Когда Палади оставил меня одного, я тоже куда-то двинулся в густеющей тьме и беспрепятственно оказался за чертой горизонта. Несколько кратких минут — и взгляду моему открылась знакомая улица, сводчатая подворотня с калиткой, серого, паутинного цвета перила на лестнице; оставалось нажать лишь кнопку звонка у дверей.
— Вера? Ее нет дома. По вечерам она в парткоме. Приходит обычно поздно совсем, — сказал через приоткрытую дверь доброжелательный женский голос.
— Я ей навстречу пойду, можно?
— Конечно, пойдите. Вы не устали?
— Нет, всего каких-то пару тысяч километров.
— Ну, это в самом деле немного. Особенно если не связываться с поездами: они теперь ходят как бог на душу положит. Вы приехали или пешком?
— Пешком.
— И правильно, сынок, пешком — это самое лучшее.

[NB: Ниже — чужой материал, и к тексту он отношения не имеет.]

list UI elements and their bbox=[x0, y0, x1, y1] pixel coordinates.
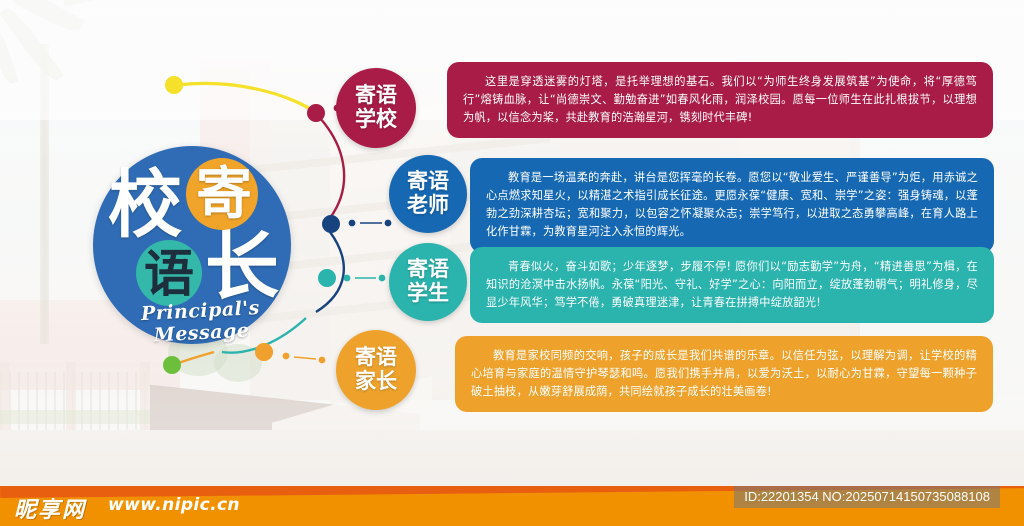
node-teal bbox=[318, 269, 336, 287]
connector-dash-orange bbox=[294, 357, 316, 359]
node-navy bbox=[322, 215, 340, 233]
node-orange bbox=[255, 343, 273, 361]
dot-teal-small bbox=[344, 275, 351, 282]
message-panel-student: 青春似火，奋斗如歌；少年逐梦，步履不停! 愿你们以“励志勤学”为舟，“精进善思”… bbox=[470, 247, 994, 323]
connector-line-orange bbox=[176, 352, 214, 364]
dot-orange-small bbox=[283, 353, 290, 360]
node-crimson bbox=[307, 104, 325, 122]
badge-teacher-line2: 老师 bbox=[407, 194, 449, 218]
badge-parent-line2: 家长 bbox=[355, 370, 397, 394]
badge-school[interactable]: 寄语 学校 bbox=[336, 68, 416, 148]
dot-orange-small bbox=[319, 357, 326, 364]
poster-canvas: 校 长 寄 语 Principal's Message 寄语 学校 寄语 老师 … bbox=[0, 0, 1024, 526]
badge-student-line1: 寄语 bbox=[407, 258, 449, 282]
badge-student-line2: 学生 bbox=[407, 282, 449, 306]
message-panel-teacher: 教育是一场温柔的奔赴，讲台是您挥毫的长卷。愿您以“敬业爱生、严谨善导”为炬，用赤… bbox=[470, 158, 994, 253]
nipic-logo: 昵享网 bbox=[14, 492, 86, 524]
emblem-char-zhang: 长 bbox=[205, 230, 279, 304]
dot-navy-small bbox=[385, 220, 392, 227]
badge-school-line2: 学校 bbox=[355, 108, 397, 132]
emblem-char-yu: 语 bbox=[144, 249, 194, 299]
badge-school-line1: 寄语 bbox=[355, 84, 397, 108]
node-yellow bbox=[165, 76, 183, 94]
dot-navy-small bbox=[349, 220, 356, 227]
emblem-char-xiao: 校 bbox=[108, 168, 182, 242]
watermark-footer-bar: 昵享网 www.nipic.cn ID:22201354 NO:20250714… bbox=[0, 486, 1024, 526]
asset-id-chip: ID:22201354 NO:20250714150735088108 bbox=[734, 486, 1000, 508]
badge-parent[interactable]: 寄语 家长 bbox=[336, 330, 416, 410]
connector-line-crimson bbox=[320, 118, 344, 218]
badge-parent-line1: 寄语 bbox=[355, 346, 397, 370]
emblem-char-ji: 寄 bbox=[196, 167, 252, 223]
nipic-url[interactable]: www.nipic.cn bbox=[108, 495, 240, 515]
message-panel-school: 这里是穿透迷雾的灯塔，是托举理想的基石。我们以“为师生终身发展筑基”为使命，将“… bbox=[447, 62, 993, 138]
badge-teacher-line1: 寄语 bbox=[407, 170, 449, 194]
connector-line-yellow bbox=[178, 83, 312, 110]
node-green bbox=[163, 356, 181, 374]
badge-teacher[interactable]: 寄语 老师 bbox=[389, 155, 467, 233]
badge-student[interactable]: 寄语 学生 bbox=[389, 243, 467, 321]
message-panel-parent: 教育是家校同频的交响，孩子的成长是我们共谱的乐章。以信任为弦，以理解为调，让学校… bbox=[455, 336, 993, 412]
dot-teal-small bbox=[379, 275, 386, 282]
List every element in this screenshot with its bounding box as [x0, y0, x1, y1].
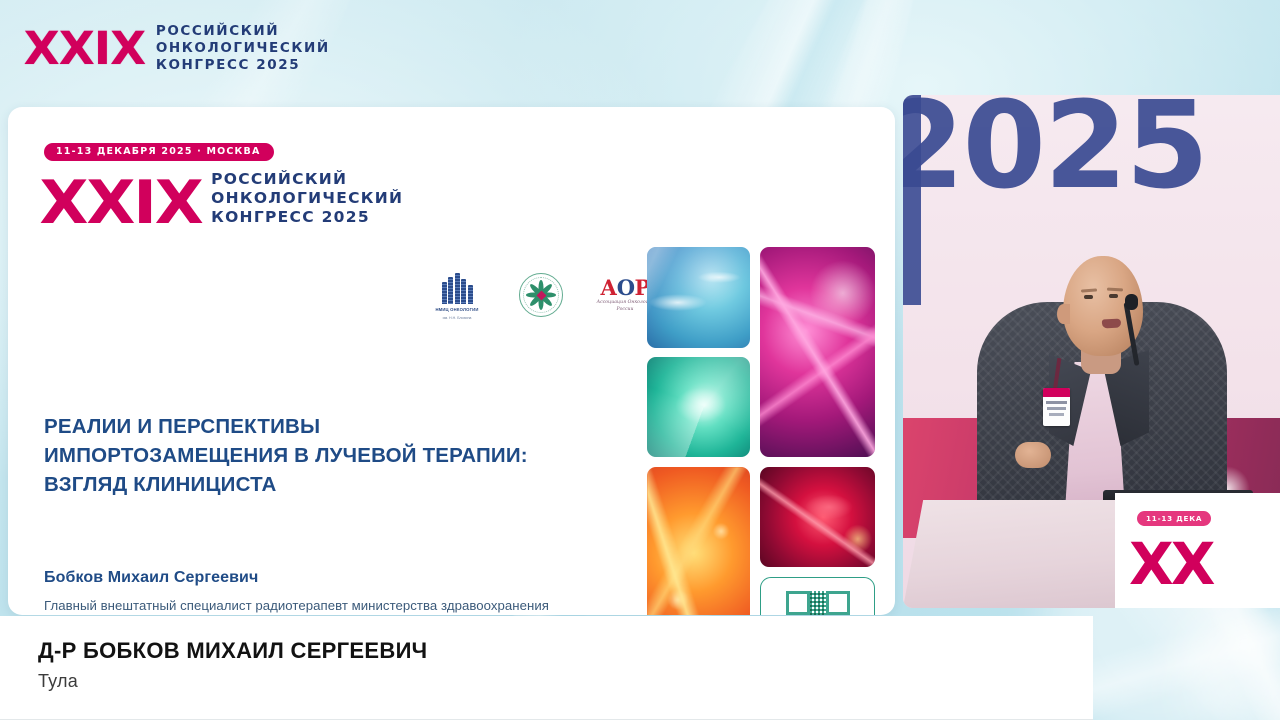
podium-logo-mark: XX: [1129, 535, 1212, 593]
collage-tile-magenta-neurons: [760, 247, 875, 457]
slide-logo-line-1: РОССИЙСКИЙ: [211, 170, 403, 188]
partner-logo-star: [510, 273, 572, 317]
slide-logo-line-2: ОНКОЛОГИЧЕСКИЙ: [211, 189, 403, 207]
slide-date-badge: 11-13 ДЕКАБРЯ 2025 · МОСКВА: [44, 143, 274, 161]
podium-banner: 11-13 ДЕКА XX: [1115, 493, 1280, 608]
partner-logo-nmic: НМИЦ ОНКОЛОГИИ им. Н.Н. Блохина: [426, 270, 488, 321]
slide-speaker-name: Бобков Михаил Сергеевич: [44, 569, 604, 587]
congress-logo-line-2: ОНКОЛОГИЧЕСКИЙ: [156, 41, 330, 57]
congress-logo-line-1: РОССИЙСКИЙ: [156, 24, 330, 40]
collage-tile-teal-swirl: [647, 357, 750, 457]
collage-tile-blue-cells: [647, 247, 750, 348]
partner-nmic-name: НМИЦ ОНКОЛОГИИ: [426, 307, 488, 313]
partner-nmic-sub: им. Н.Н. Блохина: [426, 316, 488, 321]
speaker-caption-bar: Д-Р БОБКОВ МИХАИЛ СЕРГЕЕВИЧ Тула: [0, 616, 1093, 720]
microphone-icon: [1125, 294, 1138, 310]
qr-code-card[interactable]: rosoncoweb.ru: [760, 577, 875, 615]
partner-logos: НМИЦ ОНКОЛОГИИ им. Н.Н. Блохина АОР Ассо: [426, 270, 656, 321]
slide-title-line-3: ВЗГЛЯД КЛИНИЦИСТА: [44, 470, 604, 499]
speaker-ear: [1057, 304, 1070, 324]
presentation-slide[interactable]: 11-13 ДЕКАБРЯ 2025 · МОСКВА XXIX РОССИЙС…: [8, 107, 895, 615]
speaker-mouth: [1102, 319, 1121, 329]
congress-logo: XXIX РОССИЙСКИЙ ОНКОЛОГИЧЕСКИЙ КОНГРЕСС …: [26, 24, 330, 73]
speaker-eye-left: [1084, 295, 1093, 299]
podium: 11-13 ДЕКА XX: [903, 493, 1280, 608]
slide-speaker-block: Бобков Михаил Сергеевич Главный внештатн…: [44, 569, 604, 615]
congress-logo-wordmark: РОССИЙСКИЙ ОНКОЛОГИЧЕСКИЙ КОНГРЕСС 2025: [156, 24, 330, 73]
podium-date-badge: 11-13 ДЕКА: [1137, 511, 1211, 526]
slide-congress-logo: XXIX РОССИЙСКИЙ ОНКОЛОГИЧЕСКИЙ КОНГРЕСС …: [44, 170, 895, 230]
collage-tile-orange-flow: [647, 467, 750, 615]
congress-logo-line-3: КОНГРЕСС 2025: [156, 58, 330, 74]
speaker-video-panel[interactable]: 2025 11-13 ДЕКА XX: [903, 95, 1280, 608]
slide-title: РЕАЛИИ И ПЕРСПЕКТИВЫ ИМПОРТОЗАМЕЩЕНИЯ В …: [44, 412, 604, 499]
congress-logo-mark: XXIX: [24, 26, 146, 71]
slide-image-collage: rosoncoweb.ru: [647, 247, 875, 615]
speaker-name-badge: [1043, 388, 1070, 426]
collage-tile-red-vessels: [760, 467, 875, 567]
speaker-figure: [977, 182, 1227, 542]
slide-logo-wordmark: РОССИЙСКИЙ ОНКОЛОГИЧЕСКИЙ КОНГРЕСС 2025: [211, 170, 403, 230]
speaker-hand: [1015, 442, 1051, 468]
slide-logo-mark: XXIX: [39, 177, 201, 230]
slide-logo-line-3: КОНГРЕСС 2025: [211, 208, 403, 226]
caption-speaker-city: Тула: [38, 671, 78, 692]
nmic-building-icon: [426, 270, 488, 304]
slide-title-line-2: ИМПОРТОЗАМЕЩЕНИЯ В ЛУЧЕВОЙ ТЕРАПИИ:: [44, 441, 604, 470]
speaker-eye-right: [1109, 294, 1118, 298]
green-star-icon: [519, 273, 563, 317]
podium-desk: [903, 500, 1127, 608]
slide-speaker-affiliation: Главный внештатный специалист радиотерап…: [44, 596, 604, 615]
slide-title-line-1: РЕАЛИИ И ПЕРСПЕКТИВЫ: [44, 412, 604, 441]
qr-code-icon: [786, 591, 850, 616]
caption-speaker-name: Д-Р БОБКОВ МИХАИЛ СЕРГЕЕВИЧ: [38, 638, 427, 664]
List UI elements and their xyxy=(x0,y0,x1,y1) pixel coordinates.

— Только я по воздуху. Так, знаете ли, быстрее.
— Конечно. Вера тоже часто прямо отсюда, из окна, вылетает. Вон там, видите, возле трубы, повернет, потом крутой вираж — и на месте.
— До свидания, целую ручки.
— Счастливо, сынок, счастливо.
— А скажите, тут уже в самом деле равенство?
— Конечно. Каждого, где бы он ни работал, назначают на должность человека.
— А блага, блага тоже теперь у народа? По справедливости?
— А как же, милый! Все как положено.
— Спасибо за разъяснение. Так я тогда полетел, — говорю я и, оттолкнувшись, через перила галереи лечу прямо к трубе. Подо мной, в глубине двора, привратник спешит к угловой квартире первого этажа. Не удержавшись перед соблазном, я сверху плюю ему прямо на шляпу.
На другое утро барак был сотрясен мощным пением. Эрнё Дудаш, расправив плечи и подняв голову, бесконечно долго выдерживал одну ноту, которая, как ураган, билась в стены, снеся с сосновых балок, на которых укреплены были нары, несколько зазевавшихся клопов.
— Однако, кажется, я нынче в голосе, черт возьми, — хвастался сапожник, плеща на себя холодную воду из жестяной шайки. — Лишь бы в спектакле было что петь.
— Будет, будет что петь, — успокаивал я его, ежась в жидких лучах утреннего не-греющего солнца. — Будешь петь в каждом акте.
— Дурак я, что не учился пению.
— Точно, точно, голос надо было поставить.
— Только кто бы стал там со мной разговаривать, с подмастерьем сапожника?
— При чем тут подмастерье? Например, Шаляпин был грузчиком.
— А кто такой Шаляпин?
— Всемирно известный бас.
— Черт возьми, теперь все будет по-другому. Смотри русским не проболтайся, что я сапожник: еще засунут куда-нибудь в мастерскую.
— Думаешь, они захотят остаться без лучшего певца в лагере?
— Ты тоже веришь в мой голос?
— Верю.
— Когда я стану всемирно известным, потихоньку буду сам шить себе обувь. Это будет моей благодарной данью памяти о голоштанном детстве, проведенном за дратвой и шилом.
— Хорошая мысль. Какой-нибудь ловкий журналист, американец или итальянец, наверняка напишет о тебе книгу и упомянет в ней эту интригующую подробность.